YARGITAY KARARI
DAİRE : 20. Hukuk Dairesi
ESAS NO : 2014/238
KARAR NO : 2014/2592
KARAR TARİHİ : 27.02.2014
MAHKEMESİ : Hozat Kadastro Mahkemesi
TARİHİ : 28/05/2013
NUMARASI : 2009/85-2013/22
Taraflar arasındaki davanın yapılan duruşması sonunda kurulan hükmün Yargıtayca incelenmesi davacı E.. S.. tarafından istenilmekle, süresinde olduğu anlaşılan temyiz dilekçesinin kabulüne karar verildikten sonra dosya incelendi, gereği düşünüldü:
K A R A R
Kadastro sırasında .. Köyü 113 ada 47 sayılı parsel belgesizden, K.. oğlu E.. S.. adına 3402 sayılı Kanunun 14. maddesindeki şartlar oluşmadığından tarla vasfıyla .. Köyü Tüzel Kişiliği adına tarla vasfıyla tesbit edilmiştir.

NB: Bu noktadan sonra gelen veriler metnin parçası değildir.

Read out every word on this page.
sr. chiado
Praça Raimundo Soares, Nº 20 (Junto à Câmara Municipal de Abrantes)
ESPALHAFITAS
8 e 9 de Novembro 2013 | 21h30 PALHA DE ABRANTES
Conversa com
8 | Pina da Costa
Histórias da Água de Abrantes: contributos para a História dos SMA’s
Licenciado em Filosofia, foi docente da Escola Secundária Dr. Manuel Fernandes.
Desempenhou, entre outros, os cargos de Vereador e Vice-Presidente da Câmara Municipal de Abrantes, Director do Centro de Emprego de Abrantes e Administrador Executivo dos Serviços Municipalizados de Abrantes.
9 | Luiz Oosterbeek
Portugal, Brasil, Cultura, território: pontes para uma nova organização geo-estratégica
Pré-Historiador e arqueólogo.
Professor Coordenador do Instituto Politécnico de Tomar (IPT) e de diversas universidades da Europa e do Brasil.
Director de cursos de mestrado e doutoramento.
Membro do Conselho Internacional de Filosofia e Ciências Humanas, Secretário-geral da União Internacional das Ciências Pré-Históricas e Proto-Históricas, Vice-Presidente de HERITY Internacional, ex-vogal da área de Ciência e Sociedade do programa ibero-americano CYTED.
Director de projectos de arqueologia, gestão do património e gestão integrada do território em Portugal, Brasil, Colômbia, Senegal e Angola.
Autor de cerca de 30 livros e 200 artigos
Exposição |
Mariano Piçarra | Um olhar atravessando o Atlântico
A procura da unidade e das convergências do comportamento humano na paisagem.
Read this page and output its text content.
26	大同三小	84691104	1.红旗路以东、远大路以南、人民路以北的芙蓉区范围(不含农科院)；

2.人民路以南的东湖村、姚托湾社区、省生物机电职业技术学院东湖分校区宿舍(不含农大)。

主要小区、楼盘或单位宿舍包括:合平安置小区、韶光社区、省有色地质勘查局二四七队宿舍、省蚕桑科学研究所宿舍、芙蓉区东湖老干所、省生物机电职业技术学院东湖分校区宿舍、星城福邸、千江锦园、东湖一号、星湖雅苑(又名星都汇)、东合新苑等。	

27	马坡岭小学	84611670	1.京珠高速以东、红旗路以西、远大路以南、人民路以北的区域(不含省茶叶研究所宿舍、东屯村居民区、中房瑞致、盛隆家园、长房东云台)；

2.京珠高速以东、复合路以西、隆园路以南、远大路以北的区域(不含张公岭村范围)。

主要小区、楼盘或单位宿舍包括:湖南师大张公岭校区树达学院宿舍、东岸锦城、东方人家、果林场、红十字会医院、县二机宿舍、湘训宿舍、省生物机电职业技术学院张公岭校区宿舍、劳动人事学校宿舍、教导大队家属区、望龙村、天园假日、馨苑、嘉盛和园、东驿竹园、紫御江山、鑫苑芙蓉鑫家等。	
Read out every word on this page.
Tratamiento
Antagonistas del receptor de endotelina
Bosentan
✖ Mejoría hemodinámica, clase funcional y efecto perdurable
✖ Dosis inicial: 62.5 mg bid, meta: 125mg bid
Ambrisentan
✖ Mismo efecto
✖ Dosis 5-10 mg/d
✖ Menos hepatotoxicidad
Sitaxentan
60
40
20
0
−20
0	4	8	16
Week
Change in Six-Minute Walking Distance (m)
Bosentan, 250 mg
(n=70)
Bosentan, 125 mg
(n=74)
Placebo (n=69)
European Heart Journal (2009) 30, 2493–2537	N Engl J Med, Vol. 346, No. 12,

Davacı E.. S.., tapu kaydı ve kazandırıcı zamanaşımı zilyetliğini ileri sürerek, taşınmazın adına tescili istemiyle dava açmıştır.
Davacı Orman Yönetimi, taşınmazın orman sayılan yerlerden olduğu iddiasıyla dava açmıştır. Hazine davaya aynı iddia ve taleplerle müdahil olmuştur.
Mahkemece, aynı taşınmaza yönelik açılan davalar birleştirildikten sonra, davacı gerçek kişinin davasının reddine, bireşen dosya davacısı Orman Yönetimi ve müdahil davacı Hazinenin davasının kabulü ile T.. İli, .. İlçesi, .. Köyü, .. Mevkii 113 ada 47 parsel sayılı taşınmaz hakkında yapılan kadastro tesbitinin iptali ile yüzölçümü aynı kalmak kaydıyla orman vasfı ile Hazine adına tapuya kayıt ve tesciline karar verilmiş, hüküm davacı E.. S.. tarafından temyiz edilmiştir.
Dava, kadastro tesbitine itiraza ilişkindir.
Çekişmeli taşınmazın bulunduğu yerde 5304 sayılı Kanun ile değişik 3402 sayılı Kanunun 4. maddesi hükmüne göre orman sınırlandırması yapılmış, taşınmaz orman sınırları dışında bırakılmıştır.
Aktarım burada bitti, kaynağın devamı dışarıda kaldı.